Slack Technologies, LLC v. Pirani
Headline: Court limits investor lawsuits under the 1933 securities law, holding plaintiffs must show they bought shares traceable to a challenged registration statement, narrowing who can sue after a direct listing.
Holding: The Court ruled that to sue under Section 11 of the 1933 securities law, an investor must plead and prove they bought shares traceable to the particular registration statement alleged to be false or misleading.
- Limits Section 11 lawsuits to investors who can trace purchased shares to the challenged registration.
- Makes it harder for buyers of unregistered or non-traceable shares to recover under Section 11.
- Sends the case back to the appeals court to test whether pleadings meet traceability requirement.
Summary
Background
A technology company that runs an instant-messaging platform (Slack) conducted a direct listing and filed a registration statement for a set of registered shares while many unregistered shares were also sold. An investor, Fiyyaz Pirani, bought shares when Slack went public and later sued, saying the registration statement contained material misstatements.

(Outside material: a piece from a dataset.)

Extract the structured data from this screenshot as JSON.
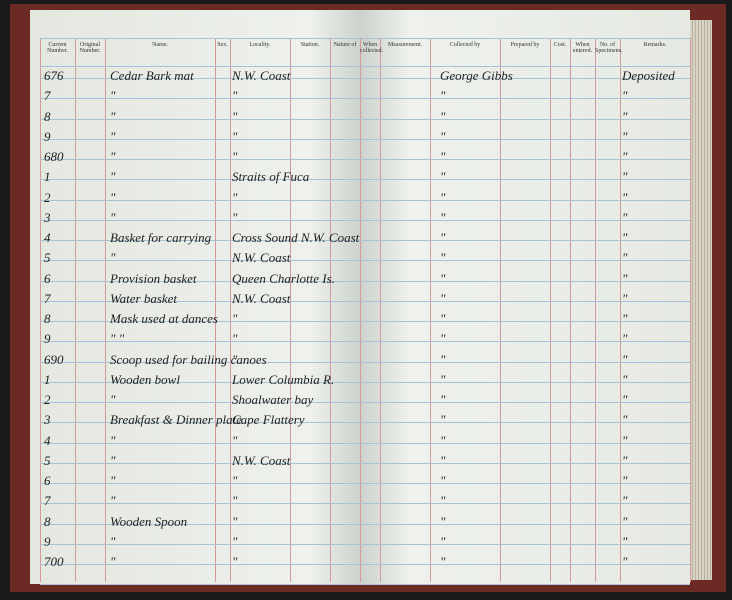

Slack said the complaint failed because Pirani did not allege his shares were traceable to the specific registration statement.
Reasoning
The Court examined the phrase “such security” in Section 11 of the 1933 securities law and read the statute’s words and context. It found several clues — use of “the registration statement,” repeated narrowing words like “such,” the rule that a registration is effective only for securities listed, and a damages cap tied to registered shares — that point to liability for securities registered under that particular statement. The Court therefore required traceability to the challenged registration.
Real world impact
This holding means investors who bought unregistered shares or shares not shown to be linked to the challenged registration will generally be unable to sue under Section 11. Companies using direct listings and sellers of unregistered shares face narrower exposure under Section 11. The Court vacated the Ninth Circuit decision and sent the case back for the appeals court to decide whether Pirani’s pleadings can meet the traceability requirement.
Dissents or concurrances
At the Ninth Circuit a judge dissented, arguing Section 11 requires traceability of the purchased shares to the registration statement, and the Supreme Court agreed with that view; the Supreme Court’s opinion was unanimous.